III 3. МЫЖИВЁМ В АБСОЛЮТНО открытом обществе. Я знаю, что критика подобной открытости уже предпринималась. Но без неё мы должны были бы отказаться от сканера вообще. Плерома не поделена на сектора. Она не знает «частных сфер».

Человечество заключило контракт с Плеромой. Мы, само собой разумеется, можем пересмотреть наше решение. Мы можем оградить от посторонних глаз нашу личную жизнь и вновь обрести покой. Но ты, Мир, сколько мы потеряем! Всё имеет свою цену (старое меркантильное выражение). Кто откажется от абсолютного знания ради того, чтобы мирно ковырять у себя в носу.

Можно, кстати, просто выключить свет. Сканер эпохи не разъезжает вокруг в тёмном пространстве с фонарём. Сосед не может, естественно, смотреть в сторону моей спальни дольше, чем я могу сам, после того как я выключил свет. (Многие исторические убийства по-прежнему — необъяснимая дикость, ведь они были совершены во мраке.)

Стало быть, нам не нужно жить, совершенно обнажая наши частные сферы. У меня достаточно причин подчеркнуть эти слова. Может показаться, будто многим это не ясно. Хочешь не хочешь, но среди нас немало эксгибиционистов…

 

IV

КОНЕЦ ИСТОРИИ

 

 

IV. 1. КОГДА СКАНЕР ЭПОХИ был изобретён в Женеве, в пылу восторга высказывались предположения и о том, не сможет ли он ещё и отражать будущее… Разумеется, подобные мысли бродили среди профанов — тех, кого одолевали наивные и неуместные представления. Как может Плерома узнать о том, что ещё не создано?

Узнать что-то о будущем так же невозможно, как выйти из Вселенной. Насколько нам известно, Вселенная расширяется. Точно так же расширяется и время. Речь идёт о двух сторонах одного и того же процесса.

Можно смело утверждать, что будущее вовсе не то же самое чем оно когда-то было. В основе своей — истории пришёл конец в 2170 году.

Ничего значительного с середины XXII века не происходило. (Ни один из ключей больше не понадобится. Да и зачем им появляться?)

Рождались новые люди, они ели и ходили в туалет, сидели перед экраном и следили за историей. Никакой новой истории из такого занятия не получится. То и дело звучат требования покончить с летоисчислением. Ныне так же бессмысленно считать годы, как считать капли росы в венке из роз или бусины в чётках.

Вместе со сканером эпохи пришёл конец истории. Или даже жизни как таковой. Улицы пусты. Мир движется на холостом ходу. Мы не живём. Мы сидим и снимаем сливки с истории.

 

IV. 2. ЭТА «КУЛЬТУРНАЯ ДИЛЕММА» впервые была в виде реферата изложена в сочинении Ницше: «Vom Nutzen und Nachteil der Historie fur das Leben»[17](1874, «Historiefilosofie»[18], реф. 2.916. Позднее Ницше назовёт это сочинение «Историческая болезнь». См.: 2.968).

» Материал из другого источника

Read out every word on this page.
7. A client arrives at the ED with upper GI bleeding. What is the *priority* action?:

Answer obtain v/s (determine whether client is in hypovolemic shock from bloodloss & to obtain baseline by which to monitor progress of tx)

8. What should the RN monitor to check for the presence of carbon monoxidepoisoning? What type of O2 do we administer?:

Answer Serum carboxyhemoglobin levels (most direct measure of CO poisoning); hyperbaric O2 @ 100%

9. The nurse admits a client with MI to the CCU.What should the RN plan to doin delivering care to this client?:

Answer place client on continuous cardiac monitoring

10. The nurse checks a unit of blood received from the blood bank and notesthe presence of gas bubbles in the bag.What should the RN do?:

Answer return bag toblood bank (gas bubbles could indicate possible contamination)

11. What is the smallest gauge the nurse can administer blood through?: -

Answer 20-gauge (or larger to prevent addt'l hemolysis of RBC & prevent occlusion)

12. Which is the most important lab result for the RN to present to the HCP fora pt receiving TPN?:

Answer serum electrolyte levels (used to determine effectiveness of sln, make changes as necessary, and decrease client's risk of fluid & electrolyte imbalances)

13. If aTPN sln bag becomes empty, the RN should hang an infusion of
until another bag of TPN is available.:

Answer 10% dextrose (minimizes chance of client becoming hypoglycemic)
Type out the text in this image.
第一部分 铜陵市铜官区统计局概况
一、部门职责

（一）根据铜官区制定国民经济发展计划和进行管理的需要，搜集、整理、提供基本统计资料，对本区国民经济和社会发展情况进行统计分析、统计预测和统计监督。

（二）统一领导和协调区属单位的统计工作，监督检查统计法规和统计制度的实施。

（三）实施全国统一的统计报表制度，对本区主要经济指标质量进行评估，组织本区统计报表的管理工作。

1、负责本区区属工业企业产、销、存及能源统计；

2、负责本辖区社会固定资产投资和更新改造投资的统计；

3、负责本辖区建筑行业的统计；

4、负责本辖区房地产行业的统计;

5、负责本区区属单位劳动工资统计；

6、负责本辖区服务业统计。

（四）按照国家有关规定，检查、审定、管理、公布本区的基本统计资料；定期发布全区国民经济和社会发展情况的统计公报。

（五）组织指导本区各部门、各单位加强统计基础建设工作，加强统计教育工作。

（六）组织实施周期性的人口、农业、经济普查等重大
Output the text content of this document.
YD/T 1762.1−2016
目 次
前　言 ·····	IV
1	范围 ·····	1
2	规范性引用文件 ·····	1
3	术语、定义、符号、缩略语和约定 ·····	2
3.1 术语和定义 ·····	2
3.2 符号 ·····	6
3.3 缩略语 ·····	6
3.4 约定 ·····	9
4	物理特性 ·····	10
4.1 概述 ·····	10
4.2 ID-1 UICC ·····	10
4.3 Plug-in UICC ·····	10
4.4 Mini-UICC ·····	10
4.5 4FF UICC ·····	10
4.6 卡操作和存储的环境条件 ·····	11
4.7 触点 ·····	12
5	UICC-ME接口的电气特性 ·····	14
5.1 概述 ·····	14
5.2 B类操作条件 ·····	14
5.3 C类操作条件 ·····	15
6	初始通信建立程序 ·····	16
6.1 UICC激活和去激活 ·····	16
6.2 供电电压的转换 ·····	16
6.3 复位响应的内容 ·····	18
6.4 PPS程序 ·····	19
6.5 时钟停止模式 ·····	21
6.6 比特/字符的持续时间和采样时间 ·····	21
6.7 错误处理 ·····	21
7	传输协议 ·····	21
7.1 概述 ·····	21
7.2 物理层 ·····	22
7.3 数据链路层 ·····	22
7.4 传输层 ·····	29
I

В предисловии Ницше ссылается на слова Гёте, который говорит, что ненавидит «всё то, что лишь поучает меня, не увеличивая или не стимулируя непосредственно мою жажду деятельности». И Ницше добавляет от себя: «Мы все страдаем от снедающей нас лихорадки истории».

Уже Ницше считал, что история может быть угрозой, направленной против новой жизни…

Если истории слишком много, жизнь распадается и дегенерирует, а в конце концов при том же процессе распада аналогичное происходит и с самой историей.

Ницше хотел победить гегельянство[19]! Но в качестве критики культуры его слова сегодня гораздо более актуальны, нежели в его собственную эпоху. Сегодня мы бедны, нам не хватает того, что Ницше называл «пластической силой культуры».

Жизнь нуждается в забвении. Здравие народа зависит от того, присуща ли ему способность забывать. Познание никогда не должно господствовать над жизнью.

В своём сочинении Ницше сравнивает перенасытившегося историей человека со змеёй, которая, проглотив зайца и будучи не в состоянии шевельнуться, лежит и дремлет на солнышке.

Современный человек, говорит Ницше, страдает от бессилия своей ослабленной личности. Он превратился в наслаждающегося странствующего зрителя.

Он ссылается на Гесиода[20](700 до P. X. «Философия истории», реф. 0.017), который полагал, что Золотой век[21]остался позади. Род человеческий постепенно утрачивает силу. И однажды люди станут рождаться седыми. (Как только это случится, Зевс сотрёт с лица земли род человеческий.)

Ницше рассматривает «историческое образование» точь-в-точь как своего рода врождённую седовласость. Мы — свидетели старости человечества и, как и все старые люди, обращаемся к прошлому. Мы исполнены «праздности избалованного человека в саду познания».

Мы можем с уверенностью заявить, что старая ворчливая критика культуры была дальновидна. Ведь многое изменилось со времён Ницше. Он жил до развития эпохи коммуникационных технологий, которые мы здесь упоминали. Он умер в 1900 году — как раз до того, как всё и началось. Однако он предчувствовал то, что начинало свершаться.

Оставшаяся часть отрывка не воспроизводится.